Most discussions of adolescent drug use are one-dimensional — it’s all bad, just say no, it’s a gateway drug. But a new study by the Université de Montréal provides some much needed nuance to the topic, finding that marijuana might be a gateway drug more for some kids than others. In the study, kids who start smoking marijuana at the beginning of their teens were at much greater risk (68%) of developing a drug abuse problem by age 28. However, the risk dropped to 44% if cannabis use started between 15 to 17 years.
“The odds of developing any drug abuse symptoms by age 28 were reduced by 31% for each year of delayed onset of cannabis use in adolescence,” say researchers from the UdeM’s department of psychology, School of Psychoeducation and the CHU Saint-Justine Hospital Research Centre.
Led by doctoral student Charlie Rioux, they studied data of more than 1000 disadvantaged boys enrolled in a study that began in the early 1980s. Each year between ages 13 and 17, the teenagers were asked if they had partaken of cannabis in the year prior.
The boys were consulted again at ages 17, 20 and 28. They were not only asked about consumption of cannabis, but also other drugs, including hallucinogens, cocaine, amphetamines, barbiturates, tranquilizers, heroin and inhalants. The data was then combined and analyzed to discover what age each participant had begun using drugs.

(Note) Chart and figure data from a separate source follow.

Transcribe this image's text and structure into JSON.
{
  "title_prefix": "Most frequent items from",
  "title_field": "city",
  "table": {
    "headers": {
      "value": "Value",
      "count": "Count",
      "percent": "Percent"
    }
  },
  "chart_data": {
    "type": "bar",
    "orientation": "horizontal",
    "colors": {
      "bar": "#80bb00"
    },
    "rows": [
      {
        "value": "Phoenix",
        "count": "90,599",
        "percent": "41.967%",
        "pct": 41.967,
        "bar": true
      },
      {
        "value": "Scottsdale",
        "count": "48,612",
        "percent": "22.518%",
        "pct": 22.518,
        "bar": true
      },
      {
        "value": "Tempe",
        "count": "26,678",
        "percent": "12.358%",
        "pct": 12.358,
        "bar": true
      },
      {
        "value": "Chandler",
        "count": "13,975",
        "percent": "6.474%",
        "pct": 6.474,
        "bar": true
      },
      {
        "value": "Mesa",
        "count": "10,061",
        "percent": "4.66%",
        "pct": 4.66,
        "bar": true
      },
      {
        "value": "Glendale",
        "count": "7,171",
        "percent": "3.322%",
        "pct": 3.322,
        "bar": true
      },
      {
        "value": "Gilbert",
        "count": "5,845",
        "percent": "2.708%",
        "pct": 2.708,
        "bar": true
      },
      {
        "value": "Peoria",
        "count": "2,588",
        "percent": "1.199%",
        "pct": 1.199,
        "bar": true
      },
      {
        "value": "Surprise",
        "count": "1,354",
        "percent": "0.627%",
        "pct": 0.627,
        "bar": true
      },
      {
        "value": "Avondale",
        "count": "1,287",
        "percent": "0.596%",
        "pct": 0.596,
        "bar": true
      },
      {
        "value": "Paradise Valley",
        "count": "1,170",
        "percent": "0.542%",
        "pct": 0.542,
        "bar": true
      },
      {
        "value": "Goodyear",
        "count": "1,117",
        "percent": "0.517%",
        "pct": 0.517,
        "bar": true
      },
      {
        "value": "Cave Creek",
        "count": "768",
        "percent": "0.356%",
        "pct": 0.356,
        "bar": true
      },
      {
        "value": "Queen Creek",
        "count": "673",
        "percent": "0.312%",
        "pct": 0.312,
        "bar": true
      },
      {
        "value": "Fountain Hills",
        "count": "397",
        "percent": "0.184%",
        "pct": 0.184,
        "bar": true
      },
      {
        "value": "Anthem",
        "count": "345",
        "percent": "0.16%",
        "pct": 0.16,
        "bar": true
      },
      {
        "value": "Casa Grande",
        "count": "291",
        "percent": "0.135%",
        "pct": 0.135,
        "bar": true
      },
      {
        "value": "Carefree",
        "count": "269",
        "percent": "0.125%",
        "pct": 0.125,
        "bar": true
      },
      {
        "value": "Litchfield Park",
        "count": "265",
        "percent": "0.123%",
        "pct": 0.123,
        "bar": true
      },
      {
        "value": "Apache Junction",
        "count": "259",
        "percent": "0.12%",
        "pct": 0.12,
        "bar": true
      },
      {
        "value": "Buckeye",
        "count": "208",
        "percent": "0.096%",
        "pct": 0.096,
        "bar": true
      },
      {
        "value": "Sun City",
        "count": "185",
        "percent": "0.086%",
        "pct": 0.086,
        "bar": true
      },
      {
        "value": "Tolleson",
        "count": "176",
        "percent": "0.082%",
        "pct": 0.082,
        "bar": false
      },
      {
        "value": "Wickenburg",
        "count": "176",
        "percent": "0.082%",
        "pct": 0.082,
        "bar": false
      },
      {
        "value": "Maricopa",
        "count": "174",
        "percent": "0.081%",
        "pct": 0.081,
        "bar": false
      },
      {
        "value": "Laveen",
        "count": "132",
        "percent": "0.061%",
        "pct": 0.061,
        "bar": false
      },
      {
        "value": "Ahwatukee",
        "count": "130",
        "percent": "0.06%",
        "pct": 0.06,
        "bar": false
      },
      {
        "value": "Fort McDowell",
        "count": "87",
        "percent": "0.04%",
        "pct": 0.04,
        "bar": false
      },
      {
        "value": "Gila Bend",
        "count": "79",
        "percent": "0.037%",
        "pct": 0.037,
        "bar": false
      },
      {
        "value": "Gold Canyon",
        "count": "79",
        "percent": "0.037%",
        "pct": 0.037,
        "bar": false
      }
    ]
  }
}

The research concluded kids who started using cannabis before age 15 showed much higher tendencies to develop a drug problem as young men. This was true regardless of the frequency with which the drug was consumed.
“The odds of developing any drug abuse symptoms by age 28 were non-significant if cannabis use had its onset at ages 15 to 17, but were significant and almost doubled each year if onset was before age 15,” the researchers say. However, frequent users (or boys who used marijuana 20 times or more in a year) at age 17 had almost double the chance of abuse by 28, as compared to occasional users at age 17.
The researchers note that their data points on teen drug use are dated, and that any increase in the potency of cannabis products over the past two decades may affect likelihood of future drug abuse by more recent teenagers.